Two misleading and self-defeating arguments of some in India need refutation. One, that because of our failure to stabilise Jammu and Kashmir (J&K) we remain vulnerable to Pakistani sponsored terrorism. This suggests that we have invited terrorism from Pakistan because of our policy failures in J&K. In reality, terrorism is one more instrument Pakistan has used since 1989-90 to further its disruptive agenda in J&K. To link our policy failures in J&K that critics could date back virtually to our independence to Pakistani-sponsored terrorism in Kashmir decades later would be a false analysis. Kashmir cannot be stabilised unless Pakistani interference ceases there. If internal fractures and instability in a country make it vulnerable to terrorism from outside, India should have been promoting terrorism in Pakistan. But India is not a semi-rogue state like Pakistan that uses terrorism as an instrument of state policy. This is the problem, not in our policy failures in J&K.
The other argument is that Pulwama is the product of our hardened policies in J&K and our failure to talk to Pakistan. We have been talking to Pakistan since independence. From the mid-1990s we have had several rounds of a composite dialogue with terrorism and Kashmir on the agenda. Even as we were talking to Pakistan, it continued to stage terrorist attacks against India, even outside J&K. This argument also implicitly endorses the use of terrorism against us as a legitimate response to our operations in Kashmir to eliminate those resorting to violence in J&K.

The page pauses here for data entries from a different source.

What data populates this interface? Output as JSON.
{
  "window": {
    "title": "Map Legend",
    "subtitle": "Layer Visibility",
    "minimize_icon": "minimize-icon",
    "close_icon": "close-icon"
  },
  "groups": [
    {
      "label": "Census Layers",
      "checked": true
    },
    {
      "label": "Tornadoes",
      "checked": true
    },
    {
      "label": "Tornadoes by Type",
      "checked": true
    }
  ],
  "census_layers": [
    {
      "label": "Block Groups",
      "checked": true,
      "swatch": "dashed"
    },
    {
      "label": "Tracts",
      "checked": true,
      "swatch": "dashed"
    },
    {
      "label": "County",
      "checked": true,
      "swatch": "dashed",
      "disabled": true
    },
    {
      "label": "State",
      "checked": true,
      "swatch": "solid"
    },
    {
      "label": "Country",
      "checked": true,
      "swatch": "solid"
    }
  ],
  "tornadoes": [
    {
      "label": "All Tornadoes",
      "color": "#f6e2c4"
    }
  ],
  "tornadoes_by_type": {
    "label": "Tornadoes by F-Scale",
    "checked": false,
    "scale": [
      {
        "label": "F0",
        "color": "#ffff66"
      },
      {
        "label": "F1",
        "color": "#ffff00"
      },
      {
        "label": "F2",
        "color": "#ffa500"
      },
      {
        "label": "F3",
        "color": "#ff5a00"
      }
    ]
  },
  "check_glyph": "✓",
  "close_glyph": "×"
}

A number of steps should be taken post-Pulwama in J&K and against Pakistan. Internally, we should end cross LoC trade and transport links in J&K. The state security provided to the separatists has been rightly withdrawn and they should be interned outside J&K. Externally, withdrawing Pakistan’s MFN status and raising tariffs by 200% on Pakistani exports to India has symbolic significance but will not materially affect Pakistan because our trade exchanges are very modest. However, it ends any talk about normalisation of trade ties after our elections. Use of air power against identified targets deeper inside Pakistan than the last surgical strikes is possible. However, all this will not break Pakistan’s back or change its strategic calculus against India.
On the diplomatic side, briefing the FATF on Pakistan’s continuing support to terrorism and pressing for the designation of Masood Azhar as an international terrorist by the UN would be useful, but not forceful, steps. We need to use an instrument against Pakistan to which it has no easy answer, just as it has left us with limited options on how to deal with its sponsorship of terrorism. We should announce the suspension of the Indus Waters Treaty (IWT) until such time as Pakistan eliminates India-directed terrorism from its soil by verifiably putting Hafiz Saeed and Masood Azhar out of action. Pakistan must also reiterate its commitment to the Simla Agreement and the Islamabad Declaration on not allowing the use of territory under its control for terrorism against India. If, despite larger international interests being involved, the US can abrogate the ABM Treaty, withdraw from the INF Treaty and the Paris Climate Accord, not to mention the Iran nuclear deal, and China can repudiate its obligations under the Law of the Sea as it has done in the South China Sea, why should we feel committed to a bilateral unequal IWT? The flow of water from India to Pakistan should be linked to the flow of terrorism from Pakistan to India.
Pulwama should be the last straw that broke the Indian camel’s back.